本願発明は、隣り合うロッドのつれ動き現象を防止できるという格別な効果を奏する。マグネットから発生する磁界の方向が異なり,そもそも可動子のつれ動きが極めて生じにくい引用発明や,ロッドタイプリニアモータを単体で使用する周知技術からは,この効果を予測することは到底できない。

(2)被告の反論
本願発明及び引用発明とも,磁気シールド(遮蔽)という目的(課題)を達成するために,磁気シールド板を設けたものである。また、本願発明における推力の向上は,あくまでも磁気シールド板による副次的(付随的)効果といえるものであり、当初より推力の向上を目的(課題)として設けたものではないから,引用発明におけるリニアモータを周知技術であるロッドタイプリニアモータとすることにおいても,同様に奏する効果であるということができ,格別なものではない。

(3)裁判所の判断
ロッドタイプリニアモータが周知の技術であったか否かにかかわらず,引用例に,ロッドタイプリニアモータを適用する示唆等が何ら記載されていない以上,当業者が,周知技術を適用することにより,本願発明の構成とすることを容易に想到し得たものであるということはできない。

モータは推力を生み出すための装置であるから,その推力の向上を図ることは,常に求められる課題であるといえるので、推力の向上は副次的効果とはいえない。

また、本願発明において磁気シールド板が推力向上の作用効果を有することは、当初から本願明細書に明記されている。

本件における論証の対象とされる命題は,引用発明において,フラットタイプリニアモータにロッドタイプリニアモータを適用することによって,磁気シールド板がリニアモータの推力を向上させることが,当業者にとって容易に想到し得たか否かという点である。

この論証命題に対して,「引用発明にロッドタイプリニアモータを適用した場合の作用効果は,本願発明における作用効果と同等である」ことを理由として「容易に想到できた」との結論を導くことは,結論を所与の前提に含んだ論理であって,到底採用できるものではない。

本願発明は、引用発明においては推力を低下させる方向で作用していた磁気シールド板が逆に推力向上に寄与するという予想外の効果を奏するものであるといえるから,審決が「本願発明の全体構成によって奏される効果も,引用発明,周知技術及び周知慣用技術から当業者が予測し得る範囲内のものである。」とした判断にも,誤りがあると解する。
(参考:所与・・・解決されるべき問題の前提として与えられたもの)
 


5.コメント  

引用例に記載された構成が周知技術である別の構成に置き換え可能な場合、引用例と周知技術を組み合わせることによって、出願に係る発明の進歩性が否定された拒絶理由通知を受け取ることは、よくある。
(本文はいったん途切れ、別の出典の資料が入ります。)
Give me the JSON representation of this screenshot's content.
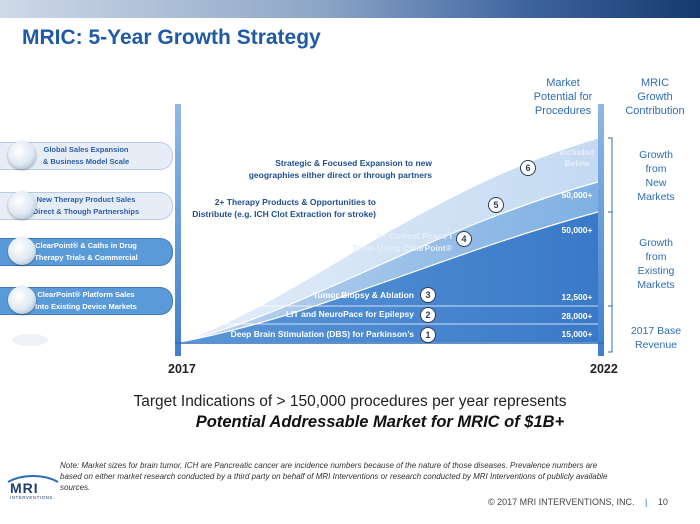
{
  "title": "MRIC: 5-Year Growth Strategy",
  "headers": {
    "market": [
      "Market",
      "Potential for",
      "Procedures"
    ],
    "growth": [
      "MRIC",
      "Growth",
      "Contribution"
    ]
  },
  "left_pills": [
    {
      "line1": "Global Sales Expansion",
      "line2": "& Business Model Scale",
      "icon": "globe-icon"
    },
    {
      "line1": "New Therapy Product Sales",
      "line2": "Direct & Though Partnerships",
      "icon": "device-icon"
    },
    {
      "line1": "ClearPoint® & Caths in Drug",
      "line2": "Therapy Trials & Commercial",
      "icon": "catheter-icon"
    },
    {
      "line1": "ClearPoint® Platform Sales",
      "line2": "Into Existing Device Markets",
      "icon": "platform-icon"
    }
  ],
  "chart_text": {
    "strategic": [
      "Strategic & Focused Expansion to new",
      "geographies either direct or through partners"
    ],
    "therapy": [
      "2+ Therapy Products & Opportunities to",
      "Distribute (e.g. ICH Clot Extraction for stroke)"
    ],
    "trials": [
      "5+ Current Phase I",
      "Trials Using ClearPoint®"
    ],
    "tumor": "Tumor Biopsy & Ablation",
    "lit": "LIT and NeuroPace for Epilepsy",
    "dbs": "Deep Brain Stimulation (DBS) for Parkinson’s"
  },
  "numbers": [
    "1",
    "2",
    "3",
    "4",
    "5",
    "6"
  ],
  "values": {
    "included": [
      "Included",
      "Below"
    ],
    "v50a": "50,000+",
    "v50b": "50,000+",
    "v12": "12,500+",
    "v28": "28,000+",
    "v15": "15,000+"
  },
  "right_labels": {
    "new_markets": [
      "Growth",
      "from",
      "New",
      "Markets"
    ],
    "existing": [
      "Growth",
      "from",
      "Existing",
      "Markets"
    ],
    "base": [
      "2017 Base",
      "Revenue"
    ]
  },
  "years": {
    "start": "2017",
    "end": "2022"
  },
  "bottom": {
    "line1": "Target Indications of > 150,000 procedures per year represents",
    "line2": "Potential Addressable Market for MRIC of $1B+"
  },
  "note": "Note: Market sizes for brain tumor, ICH are Pancreatic cancer are incidence numbers because of the nature of those diseases. Prevalence numbers are based on either market research conducted by a third party on behalf of MRI Interventions or research conducted by MRI Interventions of publicly available sources.",
  "footer": {
    "copyright": "© 2017 MRI INTERVENTIONS, INC.",
    "separator": "|",
    "page": "10"
  },
  "logo": {
    "text": "MRI",
    "sub": "INTERVENTIONS"
  },
  "colors": {
    "accent": "#2e6db4",
    "band_dark": "#3d7ccb",
    "band_mid": "#74a5dc",
    "band_light": "#b9d2ef"
  }
}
しかし、本件においては、ある構成(フラットタイプリニアモータ)を別の構成(ロッドタイプリニアモータ)に置き換える示唆等が何ら記載されていないことを根拠として、進歩性が肯定された。

審査官は、フラットタイプリニアモータを主引例として拒絶のための論理付けを行ったが、フラットタイプリニアモータを主引例として、本願発明に係るロッドタイプリニアモータの構成を得るためには、モータの基本構成を大きく入れ換えなければならない。

今回のケースでは、審査官は、ロッドタイプリニアモータの発明を主引例とし、そこに本件で認定された引用発明や周知慣用技術を組み合わせた方が、拒絶のための論理付けが容易に行われたのではないだろうか。